Breidenbach et al. (2022) comment that “Combining the GFC map with adequate reference data into reliable estimators can prove very useful for estimating harvested area and related C-stock losses, as illustrated in various studies.”

We fully agree that NFIs data are an important source to further refine the analysis and assessments based on remote sensing. For instance, the dataset of Breidenbach et al. (2022) shows that in Sweden the fraction of final felling on the total managed area has increased substantially in 2016–2018 compared to previous years, as reported in Fig. 1b. Since this figure is calculated as the ratio between observations at NFIs plot, it is self-consistent and robust.

Unfortunately, this type of plot-level NFIs data has not been openly distributed by countries so far, with few commendable exceptions. In addition, accurate geographical coordinates of the plots, which are essential to match ground and satellite data, are typically not shared or shared with degraded precision. This closeness on the sharing of surface plot data is currently limiting the uptake of this important data source in the remote sensing community. An improved openness on data-sharing compatible with the required protection of land owners’ geo-privacy and closer cooperation between scientific communities would indeed be very beneficial for advancing the monitoring of forest resources.

Conclusions

Ground surveys are fundamental for the assessment of forest resources both in the present time and, even more, for the future, when the expansion of Earth observation will require increased availability of reference surface data. On this point, we fully agree with Breidenbach et al. (2022). However, the suitability of this datastream for the validation and calibration of remote sensing products is still suboptimal, because the design of the sampling schemes and the field protocols of NFIs are not designed to be used in combination with Earth Observations. To overcome these limitations, careful analysis on the requisites for integration between surface and satellite data should be performed at the stage of the design of the NFIs’ sampling scheme and the definition of field protocols.

Although we appreciate the disclosure of NFIs data presented in Breidenbach et al. (2022), we show that their statements do not acknowledge the current shortcomings of NFIs data as a validation set of land cover change maps and to properly size the uncertainty of their estimates. We remark that the status quo in the EU relies on sparse and heterogeneous NFIs data that at present are not sufficient to run an EU-wide validation.

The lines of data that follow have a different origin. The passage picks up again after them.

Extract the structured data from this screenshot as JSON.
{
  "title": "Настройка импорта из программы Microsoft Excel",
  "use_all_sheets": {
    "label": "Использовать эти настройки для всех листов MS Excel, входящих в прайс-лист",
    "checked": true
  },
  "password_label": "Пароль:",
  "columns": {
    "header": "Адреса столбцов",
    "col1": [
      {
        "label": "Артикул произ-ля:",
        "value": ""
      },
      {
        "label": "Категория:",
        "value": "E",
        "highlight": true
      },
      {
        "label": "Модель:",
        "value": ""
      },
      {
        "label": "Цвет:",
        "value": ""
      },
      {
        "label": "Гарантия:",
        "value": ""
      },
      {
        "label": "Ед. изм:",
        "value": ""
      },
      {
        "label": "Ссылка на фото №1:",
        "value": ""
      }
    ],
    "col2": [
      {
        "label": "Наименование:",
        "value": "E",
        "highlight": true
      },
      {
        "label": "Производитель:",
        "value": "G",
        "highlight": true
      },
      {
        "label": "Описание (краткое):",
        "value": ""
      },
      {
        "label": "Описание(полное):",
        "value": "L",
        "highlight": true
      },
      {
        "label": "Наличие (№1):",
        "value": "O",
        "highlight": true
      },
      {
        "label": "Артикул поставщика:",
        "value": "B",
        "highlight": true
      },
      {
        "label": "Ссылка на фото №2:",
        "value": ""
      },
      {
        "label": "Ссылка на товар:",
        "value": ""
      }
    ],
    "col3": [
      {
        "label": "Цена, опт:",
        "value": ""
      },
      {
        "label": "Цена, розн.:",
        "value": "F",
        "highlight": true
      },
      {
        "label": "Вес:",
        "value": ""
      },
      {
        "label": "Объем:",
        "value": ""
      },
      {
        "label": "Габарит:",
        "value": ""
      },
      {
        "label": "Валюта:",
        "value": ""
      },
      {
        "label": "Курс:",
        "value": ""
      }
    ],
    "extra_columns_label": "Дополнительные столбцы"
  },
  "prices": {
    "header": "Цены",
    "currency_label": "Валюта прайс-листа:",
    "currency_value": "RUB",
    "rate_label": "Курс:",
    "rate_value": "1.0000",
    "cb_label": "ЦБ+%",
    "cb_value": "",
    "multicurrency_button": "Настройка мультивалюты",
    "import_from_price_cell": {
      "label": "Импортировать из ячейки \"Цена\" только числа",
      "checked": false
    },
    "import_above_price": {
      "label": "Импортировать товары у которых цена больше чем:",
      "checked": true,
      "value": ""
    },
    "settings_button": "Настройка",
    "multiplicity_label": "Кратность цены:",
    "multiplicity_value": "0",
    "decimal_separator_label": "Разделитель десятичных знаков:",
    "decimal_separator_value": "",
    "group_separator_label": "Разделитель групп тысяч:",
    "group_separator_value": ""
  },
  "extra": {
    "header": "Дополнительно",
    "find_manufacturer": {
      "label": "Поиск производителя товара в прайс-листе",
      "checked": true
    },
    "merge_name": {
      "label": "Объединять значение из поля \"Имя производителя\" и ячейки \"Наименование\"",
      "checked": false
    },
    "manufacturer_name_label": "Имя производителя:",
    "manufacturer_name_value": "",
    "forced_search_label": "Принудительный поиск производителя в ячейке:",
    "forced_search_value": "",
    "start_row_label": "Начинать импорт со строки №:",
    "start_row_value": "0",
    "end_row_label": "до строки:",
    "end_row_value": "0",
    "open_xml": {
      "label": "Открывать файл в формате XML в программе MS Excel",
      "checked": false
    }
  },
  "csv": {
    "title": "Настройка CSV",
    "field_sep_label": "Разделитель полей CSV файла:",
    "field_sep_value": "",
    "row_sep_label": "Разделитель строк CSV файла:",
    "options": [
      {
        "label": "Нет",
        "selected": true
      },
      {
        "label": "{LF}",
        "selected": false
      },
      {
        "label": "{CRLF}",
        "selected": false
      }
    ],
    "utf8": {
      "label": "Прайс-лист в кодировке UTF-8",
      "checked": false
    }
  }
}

In summary, the key challenge is to avoid widening the gap between what is well-assessed with NFIs and in the context of Earth Observation, and the diverse demands of users. This can only be achieved through a long-term collaborative effort among forestry and remote sensing communities. For the future, we envisage a full integration of NFIs with satellite data to harness the potential of an integrated approach in advancing the monitoring of EU forest resources.

We conclude by suggesting possible venues for further research. First, deploying a remote sensing compliant protocol to be performed on NFIs where in situ surveying is planned, checking the temporal and spatial match between the satellite footprint and the NFIs plot. This might guarantee continuity in NFIs dataset, while trying to find synergies between statistical in situ surveying and Earth observation. Secondly, products such as Global Forest Change map, while not being considered as appropriate for mapping trends of forest change area as it is, can be used as a stratification layer for developing a sampling scheme whereby loss areas and their buffers are used for change assessment. Thirdly, future research should aim to solve the issue of data anonymization to preserve the geo-privacy of land owners. For example, a Cloud Service (e.g., a Jupyter notebook) managed by designated entities could automatically extract time series of remote sensing observations over NFIs plots without revealing their exact geolocation.